I am one of the militant cadre of SYRIZA and there are thousands of us. We see that we have some signs of reconciliations with the existing political system, which is a totally bourgeois political system. We can see that some signs are very worrying. We are fighting and we are winning some battles and losing others. Now that we will become the government, well we hope that we will become government; we will try very hard to implement the priorities that will assist the working class and the unemployed. As for socialism this is a road, this is not tomorrow but a process that we have to work through. I want to say to the people who make these criticisms; we should be working together to achieve these things. If not for socialism, then at least for a more humanitarian situation and for a fairer distribution of income between rich and poor and between men and women. We must be inside the game. I beg these people, make your criticisms that’s fine, but we need your solidarity and support.

Emphasis Mine

The path to Socialism is not a dogmatic recipe. As the Russian, Chinese, Cuban, Vietnamese, Venezuelan, and Eucadoran revolutions have shown, there are multiple paths to Socialism with many road-blocks, pit-falls, regressions and reactions along the way. Not all of these revolutions had a Bolshevik party. All of them have been under attack from Capitalism both from within and without.
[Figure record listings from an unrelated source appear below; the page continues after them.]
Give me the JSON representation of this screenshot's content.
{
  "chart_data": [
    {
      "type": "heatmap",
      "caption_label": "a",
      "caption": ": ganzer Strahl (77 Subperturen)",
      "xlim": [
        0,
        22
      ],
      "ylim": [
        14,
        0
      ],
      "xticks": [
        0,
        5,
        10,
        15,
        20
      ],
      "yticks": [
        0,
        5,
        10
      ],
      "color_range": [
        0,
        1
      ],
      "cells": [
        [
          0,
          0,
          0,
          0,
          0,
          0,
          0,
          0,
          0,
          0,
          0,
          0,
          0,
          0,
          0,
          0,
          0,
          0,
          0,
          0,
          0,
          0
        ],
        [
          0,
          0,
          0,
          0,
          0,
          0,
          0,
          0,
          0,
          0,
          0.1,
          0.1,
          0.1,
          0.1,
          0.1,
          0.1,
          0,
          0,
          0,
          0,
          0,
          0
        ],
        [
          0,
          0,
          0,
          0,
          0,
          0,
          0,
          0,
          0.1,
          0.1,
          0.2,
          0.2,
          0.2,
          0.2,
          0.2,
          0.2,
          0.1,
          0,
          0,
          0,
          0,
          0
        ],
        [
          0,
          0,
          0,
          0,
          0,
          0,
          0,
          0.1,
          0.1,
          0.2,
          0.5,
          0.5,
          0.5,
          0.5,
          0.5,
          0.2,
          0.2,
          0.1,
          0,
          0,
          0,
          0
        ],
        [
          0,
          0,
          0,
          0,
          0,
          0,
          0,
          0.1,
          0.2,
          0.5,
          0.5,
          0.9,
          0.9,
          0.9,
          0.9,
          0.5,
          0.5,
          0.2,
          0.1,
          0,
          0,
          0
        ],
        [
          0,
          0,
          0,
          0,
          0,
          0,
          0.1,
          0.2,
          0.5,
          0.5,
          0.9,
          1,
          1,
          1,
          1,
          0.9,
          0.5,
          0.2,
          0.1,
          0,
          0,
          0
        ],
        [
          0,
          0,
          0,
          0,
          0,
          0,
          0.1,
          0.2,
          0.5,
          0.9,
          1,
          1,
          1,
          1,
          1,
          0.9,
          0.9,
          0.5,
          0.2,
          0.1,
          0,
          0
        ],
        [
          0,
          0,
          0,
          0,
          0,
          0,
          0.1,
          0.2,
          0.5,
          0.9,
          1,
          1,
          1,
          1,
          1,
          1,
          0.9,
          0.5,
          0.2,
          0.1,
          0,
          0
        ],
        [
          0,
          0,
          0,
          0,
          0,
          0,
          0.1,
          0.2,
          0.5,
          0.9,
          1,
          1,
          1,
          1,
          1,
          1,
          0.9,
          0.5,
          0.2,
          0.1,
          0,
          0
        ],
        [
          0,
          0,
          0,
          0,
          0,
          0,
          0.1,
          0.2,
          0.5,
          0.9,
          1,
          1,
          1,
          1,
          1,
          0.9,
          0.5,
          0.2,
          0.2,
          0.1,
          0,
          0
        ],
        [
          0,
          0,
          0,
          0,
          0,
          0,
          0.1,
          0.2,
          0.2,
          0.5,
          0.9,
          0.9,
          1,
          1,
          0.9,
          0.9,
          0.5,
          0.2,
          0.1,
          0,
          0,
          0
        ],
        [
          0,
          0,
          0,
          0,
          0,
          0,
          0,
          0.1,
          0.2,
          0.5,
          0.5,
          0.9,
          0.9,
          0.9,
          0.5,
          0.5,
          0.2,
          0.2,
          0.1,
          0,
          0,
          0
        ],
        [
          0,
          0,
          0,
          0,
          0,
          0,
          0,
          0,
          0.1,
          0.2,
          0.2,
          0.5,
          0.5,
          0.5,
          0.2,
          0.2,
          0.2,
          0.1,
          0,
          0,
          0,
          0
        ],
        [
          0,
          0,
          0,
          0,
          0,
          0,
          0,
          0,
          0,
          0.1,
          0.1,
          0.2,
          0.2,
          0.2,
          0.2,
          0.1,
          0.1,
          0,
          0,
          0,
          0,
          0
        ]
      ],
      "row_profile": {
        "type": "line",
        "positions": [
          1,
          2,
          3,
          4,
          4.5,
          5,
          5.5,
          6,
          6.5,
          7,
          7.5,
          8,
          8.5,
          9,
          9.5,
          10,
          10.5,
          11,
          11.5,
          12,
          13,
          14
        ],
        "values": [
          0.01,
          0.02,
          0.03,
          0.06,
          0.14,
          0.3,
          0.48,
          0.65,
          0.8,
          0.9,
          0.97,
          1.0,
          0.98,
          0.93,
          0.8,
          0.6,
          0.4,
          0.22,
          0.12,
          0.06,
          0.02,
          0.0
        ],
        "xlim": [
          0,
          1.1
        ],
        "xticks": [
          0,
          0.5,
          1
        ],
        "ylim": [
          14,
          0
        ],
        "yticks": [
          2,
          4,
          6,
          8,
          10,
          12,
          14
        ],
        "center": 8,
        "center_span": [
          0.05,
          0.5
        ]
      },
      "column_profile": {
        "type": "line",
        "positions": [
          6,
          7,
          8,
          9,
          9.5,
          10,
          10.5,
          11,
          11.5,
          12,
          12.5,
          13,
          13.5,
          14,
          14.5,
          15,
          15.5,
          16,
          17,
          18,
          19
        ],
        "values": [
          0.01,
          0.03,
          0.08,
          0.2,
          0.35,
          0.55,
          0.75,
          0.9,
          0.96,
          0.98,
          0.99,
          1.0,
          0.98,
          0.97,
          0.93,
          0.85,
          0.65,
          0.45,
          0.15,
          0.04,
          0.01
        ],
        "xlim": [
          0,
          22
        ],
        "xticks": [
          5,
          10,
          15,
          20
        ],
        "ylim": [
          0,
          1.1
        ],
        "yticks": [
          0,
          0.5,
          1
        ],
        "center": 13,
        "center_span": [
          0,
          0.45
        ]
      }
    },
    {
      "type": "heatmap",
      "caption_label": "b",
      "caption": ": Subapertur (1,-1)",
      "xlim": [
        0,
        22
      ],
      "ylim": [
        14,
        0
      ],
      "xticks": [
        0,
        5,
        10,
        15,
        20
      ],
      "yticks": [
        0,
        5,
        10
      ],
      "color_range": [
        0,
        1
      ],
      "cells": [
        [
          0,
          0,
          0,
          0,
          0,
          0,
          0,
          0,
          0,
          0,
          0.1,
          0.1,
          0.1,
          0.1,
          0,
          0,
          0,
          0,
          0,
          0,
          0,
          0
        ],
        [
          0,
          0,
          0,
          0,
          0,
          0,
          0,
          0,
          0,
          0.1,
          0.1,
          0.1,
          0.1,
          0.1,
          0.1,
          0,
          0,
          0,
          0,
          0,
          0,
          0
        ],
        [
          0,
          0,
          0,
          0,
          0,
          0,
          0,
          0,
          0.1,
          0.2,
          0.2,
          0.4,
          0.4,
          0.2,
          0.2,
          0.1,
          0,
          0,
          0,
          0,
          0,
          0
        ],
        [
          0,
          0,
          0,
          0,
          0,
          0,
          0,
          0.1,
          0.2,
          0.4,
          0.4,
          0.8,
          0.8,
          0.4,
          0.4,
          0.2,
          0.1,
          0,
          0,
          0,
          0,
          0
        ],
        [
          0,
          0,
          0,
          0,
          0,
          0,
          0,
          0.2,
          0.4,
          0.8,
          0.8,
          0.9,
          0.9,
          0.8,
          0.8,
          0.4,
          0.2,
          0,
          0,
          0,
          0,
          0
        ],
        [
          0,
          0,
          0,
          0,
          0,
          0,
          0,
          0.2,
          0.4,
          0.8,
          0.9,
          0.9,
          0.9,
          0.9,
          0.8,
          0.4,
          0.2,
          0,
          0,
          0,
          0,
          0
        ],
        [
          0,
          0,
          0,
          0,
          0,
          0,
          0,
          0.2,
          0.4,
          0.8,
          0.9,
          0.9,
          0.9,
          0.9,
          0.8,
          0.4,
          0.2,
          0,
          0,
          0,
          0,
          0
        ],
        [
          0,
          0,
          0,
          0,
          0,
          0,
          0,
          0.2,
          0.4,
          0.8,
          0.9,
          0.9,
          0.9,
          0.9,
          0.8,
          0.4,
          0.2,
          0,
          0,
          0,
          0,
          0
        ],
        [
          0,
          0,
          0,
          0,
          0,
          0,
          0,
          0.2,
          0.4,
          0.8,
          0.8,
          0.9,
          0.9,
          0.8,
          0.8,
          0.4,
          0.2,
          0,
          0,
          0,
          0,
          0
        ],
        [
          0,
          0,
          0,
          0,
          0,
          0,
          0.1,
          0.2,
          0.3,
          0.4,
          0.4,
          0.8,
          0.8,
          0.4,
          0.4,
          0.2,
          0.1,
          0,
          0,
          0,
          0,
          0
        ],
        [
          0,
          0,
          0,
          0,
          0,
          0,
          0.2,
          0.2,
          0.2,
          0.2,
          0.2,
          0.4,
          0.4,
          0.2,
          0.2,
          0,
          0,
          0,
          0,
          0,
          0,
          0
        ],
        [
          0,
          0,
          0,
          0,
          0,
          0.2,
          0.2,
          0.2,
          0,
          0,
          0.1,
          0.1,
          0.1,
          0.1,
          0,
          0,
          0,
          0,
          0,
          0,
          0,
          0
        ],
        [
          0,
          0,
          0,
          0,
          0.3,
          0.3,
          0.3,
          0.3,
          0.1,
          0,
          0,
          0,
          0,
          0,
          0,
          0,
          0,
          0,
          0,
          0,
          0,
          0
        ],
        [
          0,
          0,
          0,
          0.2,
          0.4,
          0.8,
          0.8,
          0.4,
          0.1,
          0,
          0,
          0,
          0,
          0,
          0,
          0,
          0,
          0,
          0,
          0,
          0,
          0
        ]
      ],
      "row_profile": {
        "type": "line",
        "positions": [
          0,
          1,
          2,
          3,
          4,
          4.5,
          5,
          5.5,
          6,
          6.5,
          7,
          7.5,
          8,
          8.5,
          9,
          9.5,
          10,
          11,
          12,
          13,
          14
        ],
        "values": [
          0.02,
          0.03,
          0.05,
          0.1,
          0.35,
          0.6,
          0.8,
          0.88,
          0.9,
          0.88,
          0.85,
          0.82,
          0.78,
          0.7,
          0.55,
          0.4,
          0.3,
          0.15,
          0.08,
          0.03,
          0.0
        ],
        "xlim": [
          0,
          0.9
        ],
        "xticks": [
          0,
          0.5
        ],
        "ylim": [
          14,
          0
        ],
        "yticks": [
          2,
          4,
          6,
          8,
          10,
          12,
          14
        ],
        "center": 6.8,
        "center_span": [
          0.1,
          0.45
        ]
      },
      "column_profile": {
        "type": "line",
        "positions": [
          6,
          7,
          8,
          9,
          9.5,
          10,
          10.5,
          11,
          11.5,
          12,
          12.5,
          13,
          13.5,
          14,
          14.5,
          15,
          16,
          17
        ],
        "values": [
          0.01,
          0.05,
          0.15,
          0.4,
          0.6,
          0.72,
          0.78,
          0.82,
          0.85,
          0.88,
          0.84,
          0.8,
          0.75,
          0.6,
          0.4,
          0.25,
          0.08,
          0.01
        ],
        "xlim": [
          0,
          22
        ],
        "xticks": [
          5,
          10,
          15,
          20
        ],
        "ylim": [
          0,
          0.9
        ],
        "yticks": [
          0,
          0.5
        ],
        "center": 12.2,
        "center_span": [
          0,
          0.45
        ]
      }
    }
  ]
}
Each country has to be cognizant of its history, culture, political and economic development. SYRIZA has grown along a trajectory that is particular to Greek history and politics. One has to remember that a Communist uprising was brutally suppressed in the Greek Civil War of 1946-49. The ossification of the Greek Communist Party (KKE) dates from this period. The repression due to the Greek military junta of 1967-74 has also an effect on the direction of Greek politics.

One could see in the rise of SYRIZA a national struggle against the economic oppression through austerity by Germany and France. This struggle has enabled SYRIZA to put forward a concrete programme of action that addresses the immediate needs of the Greek people along with a vision of what a future Greek society should look like. This programme is not explicitly socialist, but originates from socialist principles.

The Greek revolution may develop along a trajectory similar to Venezuela and Eucador in that there is a long period of dual power accompanied by intense political debate and civil strife aided by the USA. To secure SYRIZA's position, similar victories need to happen in Spain, Italy, Ireland, Scotland, and Portugal. These are the nations that have been devastated by the austerity programmes demanded by the troika (ECB, IMF, EC).